August 2, 2013

THE THIN LINE BETWEEN SCIENCE AND SCIENTOLOGY:

Beyond the Brain (DAVID BROOKS, 6/17/13, NY Times)

The brain is not the mind. It is probably impossible to look at a map of brain activity and predict or even understand the emotions, reactions, hopes and desires of the mind.

The first basic problem is that regions of the brain handle a wide variety of different tasks. As Sally Satel and Scott O. Lilienfeld explained in their compelling and highly readable book, "Brainwashed: The Seductive Appeal of Mindless Neuroscience," you put somebody in an fMRI machine and see that the amygdala or the insula lights up during certain activities. But the amygdala lights up during fear, happiness, novelty, anger or sexual arousal (at least in women). The insula plays a role in processing trust, insight, empathy, aversion and disbelief. So what are you really looking at?

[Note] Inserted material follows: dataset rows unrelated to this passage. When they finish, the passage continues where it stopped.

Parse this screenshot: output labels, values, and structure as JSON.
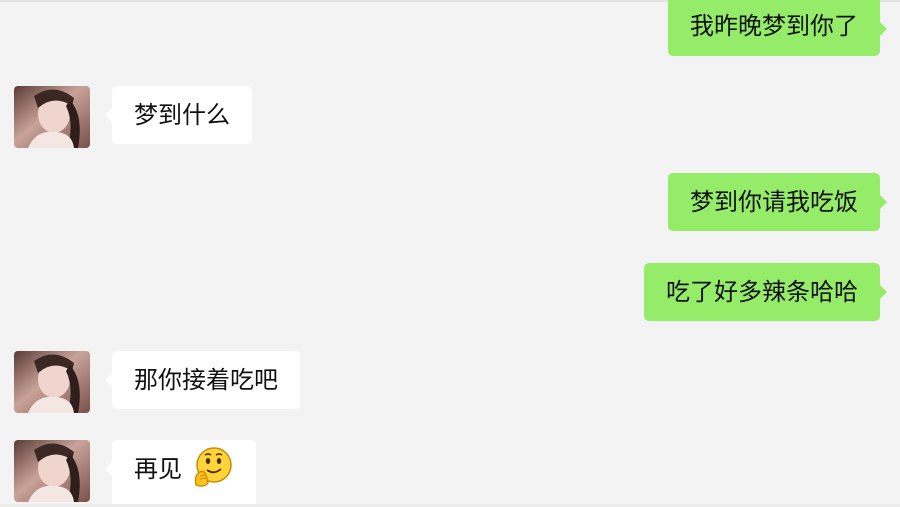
{
  "chat": {
    "messages": [
      {
        "side": "right",
        "text": "我昨晚梦到你了"
      },
      {
        "side": "left",
        "text": "梦到什么"
      },
      {
        "side": "right",
        "text": "梦到你请我吃饭"
      },
      {
        "side": "right",
        "text": "吃了好多辣条哈哈"
      },
      {
        "side": "left",
        "text": "那你接着吃吧"
      },
      {
        "side": "left",
        "text": "再见",
        "emoji": "thinking-smile-emoji"
      }
    ]
  },
  "colors": {
    "background": "#f3f3f3",
    "sent_bubble": "#95ec69",
    "received_bubble": "#ffffff",
    "text": "#111111"
  }
}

Then there is the problem that one activity is usually distributed over many different places in the brain. In his book, "Brain Imaging," the Yale biophysicist Robert Shulman notes that we have this useful concept, "working memory," but the activity described by this concept is widely distributed across at least 30 regions of the brain. Furthermore, there appears to be no dispersed pattern of activation that we can look at and say, "That person is experiencing hatred."

Then there is the problem that one action can arise out of many different brain states and the same event can trigger many different brain reactions. As the eminent psychologist Jerome Kagan has argued, you may order the same salad, but your brain activity will look different, depending on whether you are drunk or sober, alert or tired.

Then, as Kagan also notes, there is the problem of meaning. A glass of water may be more meaningful to you when you are dying of thirst than when you are not. Your lover means more than your friend. It's as hard to study neurons and understand the flavors of meaning as it is to study Shakespeare's spelling and understand the passions aroused by Macbeth.

Finally, there is the problem of agency, the problem that bedevils all methods that mimic physics to predict human behavior. People are smokers one day but quit the next. People can change their brains in unique and unpredictable ways by shifting the patterns of their attention.

What Satel and Lilienfeld call "neurocentrism" is an effort to take the indeterminacy of life and reduce it to measurable, scientific categories.